Lyon chiuse gli occhi, abbandonandosi al lieve oscillare della nave, pensando a Messalina:
"Potrai mai perdonarmi per averti trascinato in questo disastro? E potrai perdonare te stessa per esserti lasciata sfuggire Sin?"
Era il giovane mozzo, infatti, a preoccuparlo.
Aveva sperato che dopo averlo tirato a bordo gli spagnoli avrebbero avuto pietà della sua giovane età; anche essere sbattuto in mezzo agli schiavi a causa del colore della sua pelle sarebbe stato un destino clemente, se paragonato a quello che lo aspettava rimanendo al suo fianco. Il corsaro era certo che il boia non si sarebbe fatto problemi nell'adattare un cappio al collo ossuto del ragazzino.
D'istinto serrò tra le dita i ricci di Sin, cercando di trattenere i singhiozzi per non farlo agitare: più cercava una via d'uscita e più la loro situazione gli pareva drammatica.
"Non doveva finire così" pensò, piangendo in silenzio e rammentando quanto fosse bello il bambino che aveva portato via dai Caraibi alcuni anni prima – così bello che la madre non si era fatta alcuno scrupolo nel tentare di prostituirlo ai suoi clienti. Lyon si era sempre rallegrato di essere stato lui a pagare per i favori della donna, quella sera, e non un altro capitano con poca morale e gusti perversi; quando aveva accolto Sin a bordo era certo di avergli regalato un futuro migliore.

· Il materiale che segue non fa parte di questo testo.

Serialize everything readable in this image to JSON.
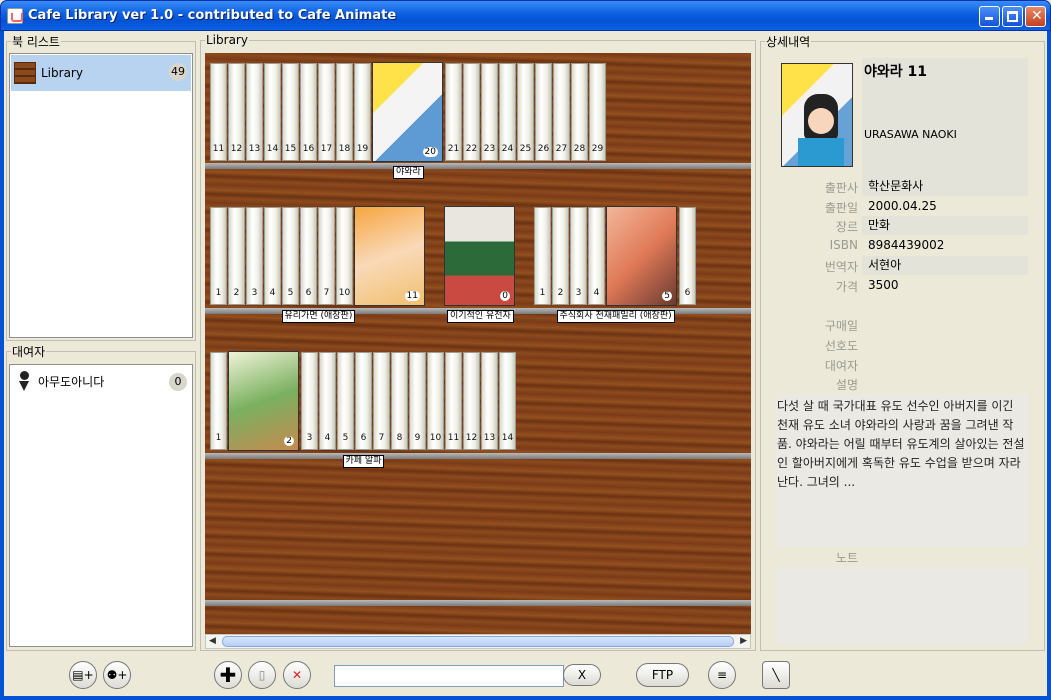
{
  "window": {
    "title": "Cafe Library ver 1.0 - contributed to Cafe Animate"
  },
  "booklist": {
    "legend": "북 리스트",
    "items": [
      {
        "label": "Library",
        "count": "49"
      }
    ]
  },
  "lender": {
    "legend": "대여자",
    "items": [
      {
        "label": "아무도아니다",
        "count": "0"
      }
    ]
  },
  "library": {
    "legend": "Library",
    "shelves": [
      {
        "series": [
          {
            "title": "야와라",
            "spines": [
              "11",
              "12",
              "13",
              "14",
              "15",
              "16",
              "17",
              "18",
              "19"
            ],
            "cover": "20",
            "after": [
              "21",
              "22",
              "23",
              "24",
              "25",
              "26",
              "27",
              "28",
              "29"
            ]
          }
        ]
      },
      {
        "series": [
          {
            "title": "유리가면 (애장판)",
            "spines": [
              "1",
              "2",
              "3",
              "4",
              "5",
              "6",
              "7",
              "10"
            ],
            "cover": "11",
            "after": []
          },
          {
            "title": "이기적인 유전자",
            "spines": [],
            "cover": "0",
            "after": []
          },
          {
            "title": "주식회사 천재패밀리 (애장판)",
            "spines": [
              "1",
              "2",
              "3",
              "4"
            ],
            "cover": "5",
            "after": [
              "6"
            ]
          }
        ]
      },
      {
        "series": [
          {
            "title": "카페 알파",
            "spines": [
              "1"
            ],
            "cover": "2",
            "after": [
              "3",
              "4",
              "5",
              "6",
              "7",
              "8",
              "9",
              "10",
              "11",
              "12",
              "13",
              "14"
            ]
          }
        ]
      }
    ]
  },
  "detail": {
    "legend": "상세내역",
    "book_title": "야와라 11",
    "author": "URASAWA NAOKI",
    "fields": [
      {
        "label": "출판사",
        "value": "학산문화사"
      },
      {
        "label": "출판일",
        "value": "2000.04.25"
      },
      {
        "label": "장르",
        "value": "만화"
      },
      {
        "label": "ISBN",
        "value": "8984439002"
      },
      {
        "label": "번역자",
        "value": "서현아"
      },
      {
        "label": "가격",
        "value": "3500"
      },
      {
        "label": "구매일",
        "value": ""
      },
      {
        "label": "선호도",
        "value": ""
      },
      {
        "label": "대여자",
        "value": ""
      }
    ],
    "desc_label": "설명",
    "description": "다섯 살 때 국가대표 유도 선수인 아버지를 이긴 천재 유도 소녀 야와라의 사랑과 꿈을 그려낸 작품. 야와라는 어릴 때부터 유도계의 살아있는 전설인 할아버지에게 혹독한 유도 수업을 받으며 자라난다. 그녀의 ...",
    "note_label": "노트"
  },
  "toolbar": {
    "clear_label": "X",
    "ftp_label": "FTP",
    "search_value": ""
  }
}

"È questo che fanno gli eroi, no? E a me è sempre piaciuto fingermi uno di loro. Volevo salvarlo, volevo salvarli tutti... Mia madre, Sin, Sylvia, Messalina... Sembrava che stessero aspettando un cavaliere che li traesse in salvo. Ma io non sono un cavaliere, sono solo un bastardo e un senza-ali e tentando di essere qualcosa di diverso li ho trascinati giù con me, invece di aiutarli.
Forse ha ragione Richard.
Forse sarebbe stato meglio se mi avessero ucciso su quella scogliera."
Alberetto di controvelaccio = porzione più alta dell'albero maestro.
«E il Signore gli rese il meritato castigo» = citazione da Maccabei, 2.4.38
Che dire, qui ero proprio nel pieno dello sconforto da sessione e si vede 😂
Così l'Argon è assediata da pirati/fanatici religiosi decisi a mozzare quante più ali possibili e Lyon perde ogni certezza...
Ammetto che l'idea del Regno dei Cieli non è proprio tutta farina del mio sacco, ma mi è stata ispirata da "La Stirpe", un libro steampunk di Meljean Brook che vi consiglio tantissimo: ci sono nanorganismi nascosti nelle zollette di zucchero, zombie, una protagonista meticcia che indaga nell'ostilità generale dell'Inghilterra pseudo-vittoriana e un coprotagonista sexy con uno scheletro fatto letteralmente di ferro.
In mezzo a tutto ciò c'era anche un accenno a un pazzo che catturava le aereonavi, che mi ha intrigato tantissimo e mi ha portato a creare il personaggio del reverendo York.